Tech universe: Friday 23 July

By Miraz Jordan

A round-up of the latest technology news from around the globe.

HARD EBOOKS: The next hardback you cuddle up with may be a Kindle. For the first time recently Amazon sold more Kindle ebooks than hardbacks, and the trend is accelerating. Who actually buys hardbacks anyway? When will ebooks replace paperbacks? Details at CNN

TEAM TALK: In a disaster cell phone towers may be out of action - just when you need them most. Australian researchers have a system to let nearby cellphones form a temporary peer-to-peer network, without needing a tower. Better hope it's not hilly though. Check out Tech News Daily.

NO QUEUE CARD: A smart proximity chip in the new Qantas Frequent Flyer Q Card identifies passengers and their flight bookings. RFID Q Bag Tags also replace printed luggage tags, making it easy to drop off and track bags.
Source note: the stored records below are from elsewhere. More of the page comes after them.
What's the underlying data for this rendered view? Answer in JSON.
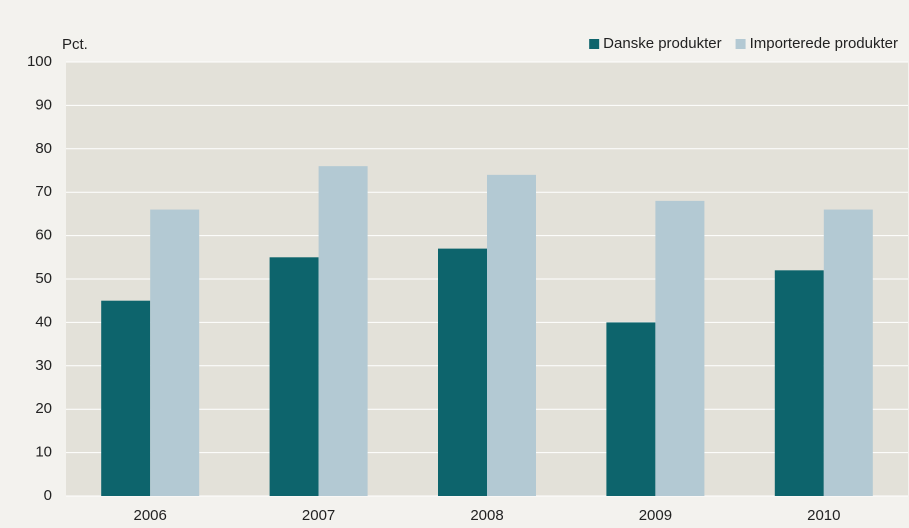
{
  "chart_data": {
    "type": "bar",
    "y_label": "Pct.",
    "categories": [
      "2006",
      "2007",
      "2008",
      "2009",
      "2010"
    ],
    "series": [
      {
        "name": "Danske produkter",
        "color": "#0d646c",
        "values": [
          45,
          55,
          57,
          40,
          52
        ]
      },
      {
        "name": "Importerede produkter",
        "color": "#b3c9d3",
        "values": [
          66,
          76,
          74,
          68,
          66
        ]
      }
    ],
    "ylim": [
      0,
      100
    ],
    "yticks": [
      0,
      10,
      20,
      30,
      40,
      50,
      60,
      70,
      80,
      90,
      100
    ],
    "grid": true,
    "legend": "upper right"
  }
}
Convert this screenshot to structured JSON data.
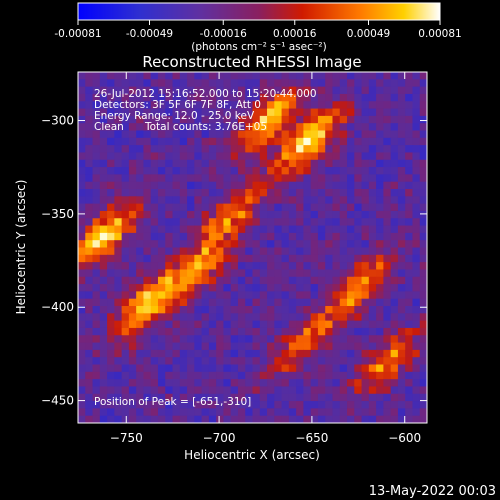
{
  "chart_data": {
    "type": "heatmap",
    "title": "Reconstructed RHESSI Image",
    "xlabel": "Heliocentric X (arcsec)",
    "ylabel": "Heliocentric Y (arcsec)",
    "xlim": [
      -776,
      -588
    ],
    "ylim": [
      -462,
      -274
    ],
    "x_ticks": [
      -750,
      -700,
      -650,
      -600
    ],
    "y_ticks": [
      -300,
      -350,
      -400,
      -450
    ],
    "colorbar": {
      "range": [
        -0.00081,
        0.00081
      ],
      "tick_values": [
        -0.00081,
        -0.00049,
        -0.00016,
        0.00016,
        0.00049,
        0.00081
      ],
      "tick_labels": [
        "-0.00081",
        "-0.00049",
        "-0.00016",
        "0.00016",
        "0.00049",
        "0.00081"
      ],
      "unit_label": "(photons cm⁻² s⁻¹ asec⁻²)"
    },
    "annotations": {
      "time_range": "26-Jul-2012 15:16:52.000 to 15:20:44.000",
      "detectors": "Detectors: 3F 5F 6F 7F 8F, Att 0",
      "energy_range": "Energy Range: 12.0 - 25.0 keV",
      "algorithm": "Clean",
      "total_counts": "Total counts: 3.76E+05",
      "peak_position": "Position of Peak = [-651,-310]"
    },
    "bright_sources": [
      {
        "x": -651,
        "y": -310,
        "relative_intensity": 1.0
      },
      {
        "x": -673,
        "y": -300,
        "relative_intensity": 0.85
      },
      {
        "x": -693,
        "y": -350,
        "relative_intensity": 0.65
      },
      {
        "x": -762,
        "y": -362,
        "relative_intensity": 0.95
      },
      {
        "x": -740,
        "y": -400,
        "relative_intensity": 0.9
      },
      {
        "x": -712,
        "y": -380,
        "relative_intensity": 0.7
      },
      {
        "x": -625,
        "y": -390,
        "relative_intensity": 0.75
      },
      {
        "x": -610,
        "y": -430,
        "relative_intensity": 0.7
      },
      {
        "x": -655,
        "y": -420,
        "relative_intensity": 0.55
      }
    ]
  },
  "footer_date": "13-May-2022 00:03",
  "colors": {
    "background": "#000000",
    "foreground": "#ffffff",
    "colormap": [
      "#0000ff",
      "#4b2fa0",
      "#7a2a7a",
      "#cc1f00",
      "#ff7a00",
      "#ffcc00",
      "#ffffff"
    ]
  }
}
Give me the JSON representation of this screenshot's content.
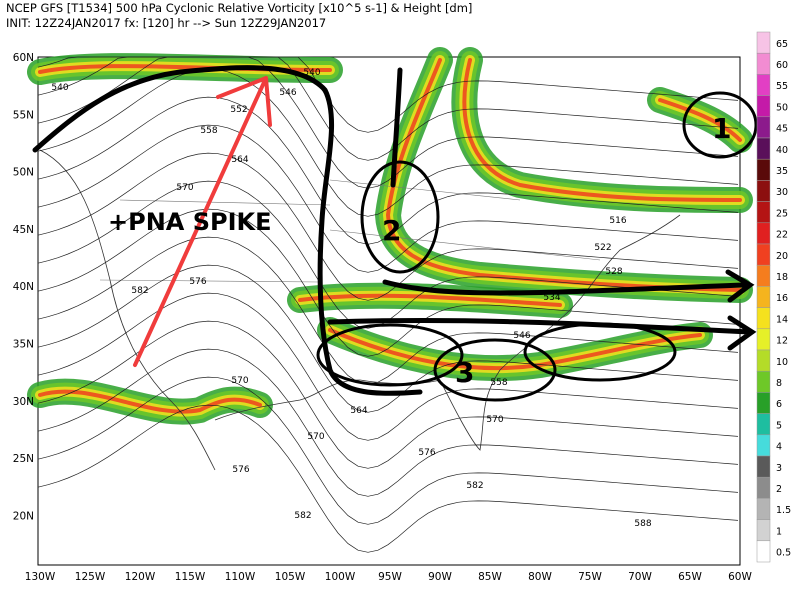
{
  "header": {
    "line1": "NCEP GFS [T1534] 500 hPa Cyclonic Relative Vorticity [x10^5 s-1] & Height [dm]",
    "line2": "INIT: 12Z24JAN2017 fx: [120] hr --> Sun 12Z29JAN2017"
  },
  "lat_labels": [
    "60N",
    "55N",
    "50N",
    "45N",
    "40N",
    "35N",
    "30N",
    "25N",
    "20N"
  ],
  "lon_labels": [
    "130W",
    "125W",
    "120W",
    "115W",
    "110W",
    "105W",
    "100W",
    "95W",
    "90W",
    "85W",
    "80W",
    "75W",
    "70W",
    "65W",
    "60W"
  ],
  "colorbar": {
    "labels": [
      "65",
      "60",
      "55",
      "50",
      "45",
      "40",
      "35",
      "30",
      "25",
      "22",
      "20",
      "18",
      "16",
      "14",
      "12",
      "10",
      "8",
      "6",
      "5",
      "4",
      "3",
      "2",
      "1.5",
      "1",
      "0.5"
    ],
    "colors": [
      "#f7c3e6",
      "#f28cd2",
      "#e23fc4",
      "#c41aa8",
      "#8c1a8c",
      "#5a0f5a",
      "#5a0a0a",
      "#8c0f0f",
      "#b41414",
      "#e02020",
      "#f04020",
      "#f57d1e",
      "#f5b41e",
      "#f5e11e",
      "#e6f028",
      "#b4dc28",
      "#6ec828",
      "#28a028",
      "#1ebea0",
      "#46dcdc",
      "#5a5a5a",
      "#8c8c8c",
      "#b4b4b4",
      "#d2d2d2",
      "#ffffff"
    ]
  },
  "contour_labels": [
    "540",
    "546",
    "552",
    "558",
    "564",
    "570",
    "576",
    "582",
    "540",
    "516",
    "522",
    "528",
    "534",
    "546",
    "558",
    "564",
    "570",
    "570",
    "570",
    "576",
    "576",
    "582",
    "582",
    "588"
  ],
  "annotations": {
    "pna": "+PNA SPIKE",
    "marks": [
      "1",
      "2",
      "3"
    ]
  }
}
No queues with a Q card.

4D MINI-MOVIES: Atoms move a million billion times per second - impossible to see. Or they were, until the California Institute of Technology figured out how to take and build thousands of individual images into frames of a movie.
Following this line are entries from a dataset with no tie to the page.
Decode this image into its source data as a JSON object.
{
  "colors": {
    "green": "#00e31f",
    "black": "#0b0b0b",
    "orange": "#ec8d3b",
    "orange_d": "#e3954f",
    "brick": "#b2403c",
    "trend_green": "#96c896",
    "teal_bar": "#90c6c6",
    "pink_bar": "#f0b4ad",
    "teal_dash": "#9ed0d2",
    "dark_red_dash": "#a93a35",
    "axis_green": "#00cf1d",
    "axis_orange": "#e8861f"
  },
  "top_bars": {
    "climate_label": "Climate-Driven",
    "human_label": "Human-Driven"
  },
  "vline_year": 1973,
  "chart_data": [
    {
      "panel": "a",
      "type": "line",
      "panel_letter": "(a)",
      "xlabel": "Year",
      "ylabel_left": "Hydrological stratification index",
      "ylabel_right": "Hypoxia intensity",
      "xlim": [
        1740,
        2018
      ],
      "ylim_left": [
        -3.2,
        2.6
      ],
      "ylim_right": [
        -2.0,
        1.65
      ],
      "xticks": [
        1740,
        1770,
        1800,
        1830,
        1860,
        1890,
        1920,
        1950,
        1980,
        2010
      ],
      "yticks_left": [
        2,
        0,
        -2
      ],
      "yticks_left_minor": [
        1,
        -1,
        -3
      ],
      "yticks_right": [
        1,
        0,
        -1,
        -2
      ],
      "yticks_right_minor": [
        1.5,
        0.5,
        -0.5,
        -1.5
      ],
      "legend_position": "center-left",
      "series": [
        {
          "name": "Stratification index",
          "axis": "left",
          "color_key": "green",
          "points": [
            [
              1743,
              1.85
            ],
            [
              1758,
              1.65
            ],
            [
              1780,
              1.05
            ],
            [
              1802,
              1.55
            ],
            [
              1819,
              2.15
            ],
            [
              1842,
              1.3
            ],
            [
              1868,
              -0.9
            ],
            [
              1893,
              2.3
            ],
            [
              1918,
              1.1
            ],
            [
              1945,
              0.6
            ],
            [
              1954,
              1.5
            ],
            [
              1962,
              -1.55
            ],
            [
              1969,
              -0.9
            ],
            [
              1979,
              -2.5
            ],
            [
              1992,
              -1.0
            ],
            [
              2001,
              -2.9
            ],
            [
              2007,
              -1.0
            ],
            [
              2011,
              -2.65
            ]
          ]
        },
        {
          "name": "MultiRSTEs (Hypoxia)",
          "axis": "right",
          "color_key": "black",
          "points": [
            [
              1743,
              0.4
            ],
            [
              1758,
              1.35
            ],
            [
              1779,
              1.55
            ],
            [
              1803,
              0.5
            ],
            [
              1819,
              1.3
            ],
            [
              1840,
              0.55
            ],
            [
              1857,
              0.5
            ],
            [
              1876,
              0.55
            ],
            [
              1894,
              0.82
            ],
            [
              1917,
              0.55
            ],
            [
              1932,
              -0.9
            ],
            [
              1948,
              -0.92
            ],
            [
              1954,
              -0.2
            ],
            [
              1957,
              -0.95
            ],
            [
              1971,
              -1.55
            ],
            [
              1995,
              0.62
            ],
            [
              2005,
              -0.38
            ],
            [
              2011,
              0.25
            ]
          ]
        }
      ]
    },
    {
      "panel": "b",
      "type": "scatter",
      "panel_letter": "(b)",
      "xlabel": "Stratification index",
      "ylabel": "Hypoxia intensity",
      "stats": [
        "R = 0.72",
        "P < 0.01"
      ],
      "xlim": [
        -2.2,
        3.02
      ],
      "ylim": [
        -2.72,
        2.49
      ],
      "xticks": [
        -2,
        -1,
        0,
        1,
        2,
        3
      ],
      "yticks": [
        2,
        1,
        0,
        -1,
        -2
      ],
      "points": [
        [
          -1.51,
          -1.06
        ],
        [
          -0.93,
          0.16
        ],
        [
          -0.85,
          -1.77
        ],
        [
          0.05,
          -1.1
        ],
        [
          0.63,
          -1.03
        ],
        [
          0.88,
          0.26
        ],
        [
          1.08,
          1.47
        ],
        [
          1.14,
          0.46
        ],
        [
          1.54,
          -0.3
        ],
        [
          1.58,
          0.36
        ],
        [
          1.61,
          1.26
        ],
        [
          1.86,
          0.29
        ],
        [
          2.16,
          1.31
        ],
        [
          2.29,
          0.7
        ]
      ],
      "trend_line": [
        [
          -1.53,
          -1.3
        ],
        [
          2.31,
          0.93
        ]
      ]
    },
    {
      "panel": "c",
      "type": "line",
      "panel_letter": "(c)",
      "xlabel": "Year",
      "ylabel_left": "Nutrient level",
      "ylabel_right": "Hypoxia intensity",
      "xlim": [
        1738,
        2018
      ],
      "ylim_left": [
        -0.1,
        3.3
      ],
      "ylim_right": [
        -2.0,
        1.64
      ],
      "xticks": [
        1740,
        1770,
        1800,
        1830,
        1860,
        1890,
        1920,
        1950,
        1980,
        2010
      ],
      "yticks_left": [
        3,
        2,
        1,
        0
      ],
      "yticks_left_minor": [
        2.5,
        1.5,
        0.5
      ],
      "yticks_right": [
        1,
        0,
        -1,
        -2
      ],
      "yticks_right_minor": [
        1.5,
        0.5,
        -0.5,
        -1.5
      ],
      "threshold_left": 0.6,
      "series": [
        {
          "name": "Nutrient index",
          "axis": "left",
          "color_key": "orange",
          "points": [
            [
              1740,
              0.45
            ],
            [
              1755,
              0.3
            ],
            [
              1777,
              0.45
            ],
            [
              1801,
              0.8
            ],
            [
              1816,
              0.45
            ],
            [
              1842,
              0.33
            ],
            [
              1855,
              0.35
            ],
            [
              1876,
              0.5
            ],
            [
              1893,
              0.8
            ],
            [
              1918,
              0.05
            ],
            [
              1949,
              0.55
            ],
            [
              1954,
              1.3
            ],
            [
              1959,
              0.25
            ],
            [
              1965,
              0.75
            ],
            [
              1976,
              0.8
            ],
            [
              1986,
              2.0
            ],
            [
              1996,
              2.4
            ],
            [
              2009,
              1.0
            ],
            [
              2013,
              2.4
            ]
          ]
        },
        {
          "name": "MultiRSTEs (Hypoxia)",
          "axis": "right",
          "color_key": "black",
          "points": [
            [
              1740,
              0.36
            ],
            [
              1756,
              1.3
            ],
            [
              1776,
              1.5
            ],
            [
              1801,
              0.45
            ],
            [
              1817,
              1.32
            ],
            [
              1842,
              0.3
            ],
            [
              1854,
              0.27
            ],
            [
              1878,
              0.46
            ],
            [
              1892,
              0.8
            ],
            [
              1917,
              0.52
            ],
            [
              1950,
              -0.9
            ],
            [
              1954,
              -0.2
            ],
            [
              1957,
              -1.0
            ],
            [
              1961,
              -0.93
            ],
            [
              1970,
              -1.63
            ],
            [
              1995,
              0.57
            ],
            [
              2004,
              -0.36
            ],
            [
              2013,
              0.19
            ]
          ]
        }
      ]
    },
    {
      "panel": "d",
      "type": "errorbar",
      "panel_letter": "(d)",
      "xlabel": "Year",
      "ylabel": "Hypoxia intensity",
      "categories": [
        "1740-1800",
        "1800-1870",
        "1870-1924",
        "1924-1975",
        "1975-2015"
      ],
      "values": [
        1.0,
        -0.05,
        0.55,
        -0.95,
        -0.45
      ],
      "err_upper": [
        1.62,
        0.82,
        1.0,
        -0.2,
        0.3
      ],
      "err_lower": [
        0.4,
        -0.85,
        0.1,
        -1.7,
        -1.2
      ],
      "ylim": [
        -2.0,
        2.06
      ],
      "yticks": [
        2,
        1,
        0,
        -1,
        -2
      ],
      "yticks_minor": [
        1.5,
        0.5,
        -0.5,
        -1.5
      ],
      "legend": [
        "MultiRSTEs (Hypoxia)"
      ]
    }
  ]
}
They call the technique 4-D electron microscopy. Seen any good atoms lately? More at Scientific American.

FASTER WEATHER: NIWA's new $12.7 million supercomputer, called FitzRoy, has 100 times more power than their current computer and performs 34 trillion calculations a second. The new computer will help NIWA forecast the impacts of severe weather events and may even help to model the human body. There's rain coming, I can feel it in my bones. Details at NIWA.